Der Airbus A321-XLR wird wahrscheinlicher

26.02.2019 - 09:07 0 Kommentare

Airbus konkretisiert offenbar die Pläne für eine A321-XLR. Die Europäer sollen bereits unverbindliche Vorbestellungen annehmen – damit will man den Druck auf Dauerrivalin Boeing erhöhen.

Ein Airbus A321-LR mit

Ein Airbus A321-LR mit "Zorro-Maske". © AirTeamImages.com /Matthieu Douhaire

Die Spekulationen über eine Ultralangstrecken-Version des Airbus A321-Neo reißen nicht ab. Die Europäer sollen laut einem Bericht der Nachrichtenagentur Reuters damit begonnen haben, unverbindliche Vorbestellungen für eine mögliche A321-XLR (Extra Long Range) anzunehmen.

Branchenexperte Michael Santo von der Unternehmensberatung H&Z erklärt gegenüber airliners.de, dass es sich beim Sammeln von unverbindlichen Bestellungen um ein übliches Verfahren handele. Dies sei hilfreich, um die Resonanz des Marktes vor dem eigentlichem Programmstart zu verstehen. "Der Vertrieb bekommt dann eine Art "Voraberlaubnis" , mit Kunden über das Programm zu sprechen, obwohl der eigentliche Programmstart noch nicht beschlossen wurde."

Qualität der potenziellen Kunden entscheidend

Laut Reuters soll der Schwellenwert der potenziellen Bestellungen bei 200 bis 300 Stück liegen, bevor man das Programm offiziell starten könne. Der Experte gibt zu bedenken, dass es bei den Vorbestellungen weniger auf die Anzahl, als auf die Qualität potenzieller Kunden ankäme. "Wichtig ist, dass einige der Top-Leasingunternehmen oder auch einige sehr namenhafte und marktprägende Airlines darunter sind."

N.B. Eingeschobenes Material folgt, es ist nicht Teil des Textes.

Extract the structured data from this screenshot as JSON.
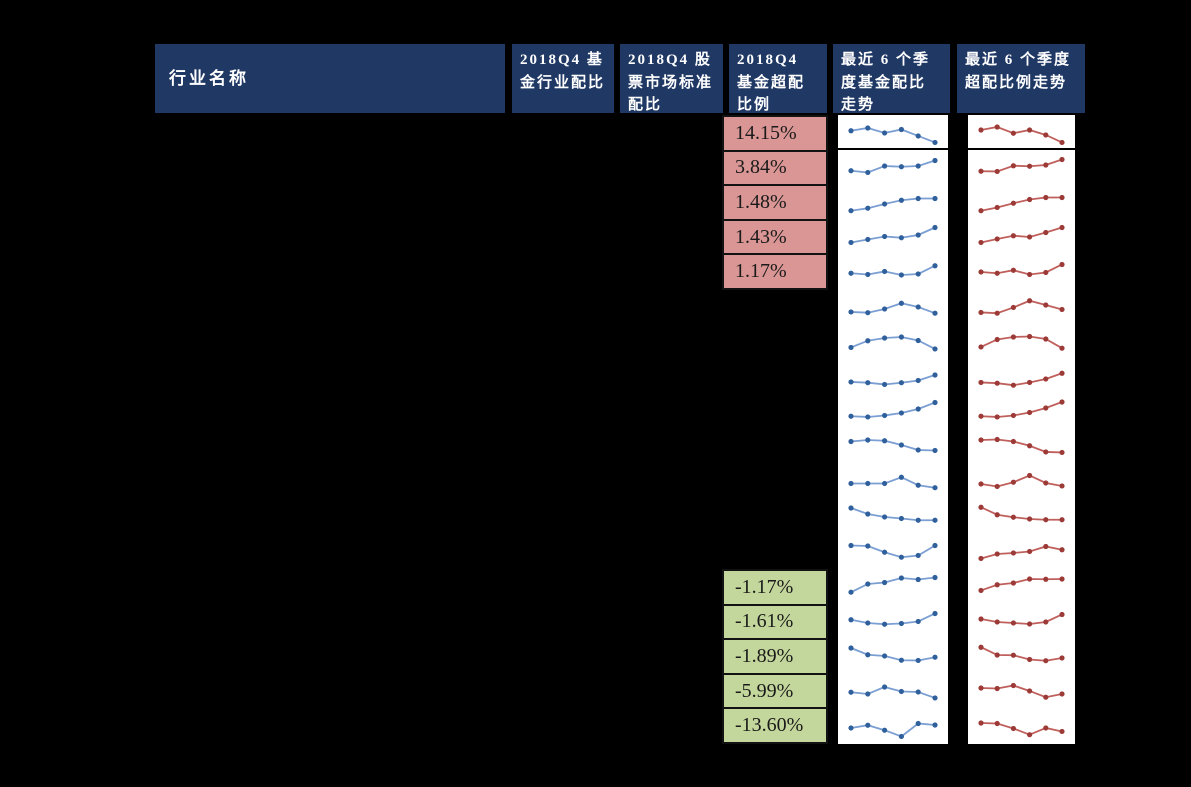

Insgesamt hält es Santo für wahrscheinlich, dass Airbus bald offiziell den Startschuss für das A321-XLR-Programm geben könnte. Denn gerade im Hinblick auf Boeings mögliches New Midsize Airplane (kurz NMA), könnte Airbus mit ihrer Airbus-Ultralangstreckenversion der A321 der Rivalin aus Seattle Käufer streitig machen. Beide Maschinen bedienen ein sehr ähnliches Marktsegment.

Jede A321-XLR ist eine Boeing-NMA weniger

Airbus ist allerdings zeitlich im Vorteil, denn eine A321-XLR könne deutlich früher ihren Markteintritt feiern, als Boeings-NMA. Der Grund ist simpel: die XLR ist eine Weiterentwicklung eines bestehenden Modells. Boeing konzipiert die NMA komplett neu.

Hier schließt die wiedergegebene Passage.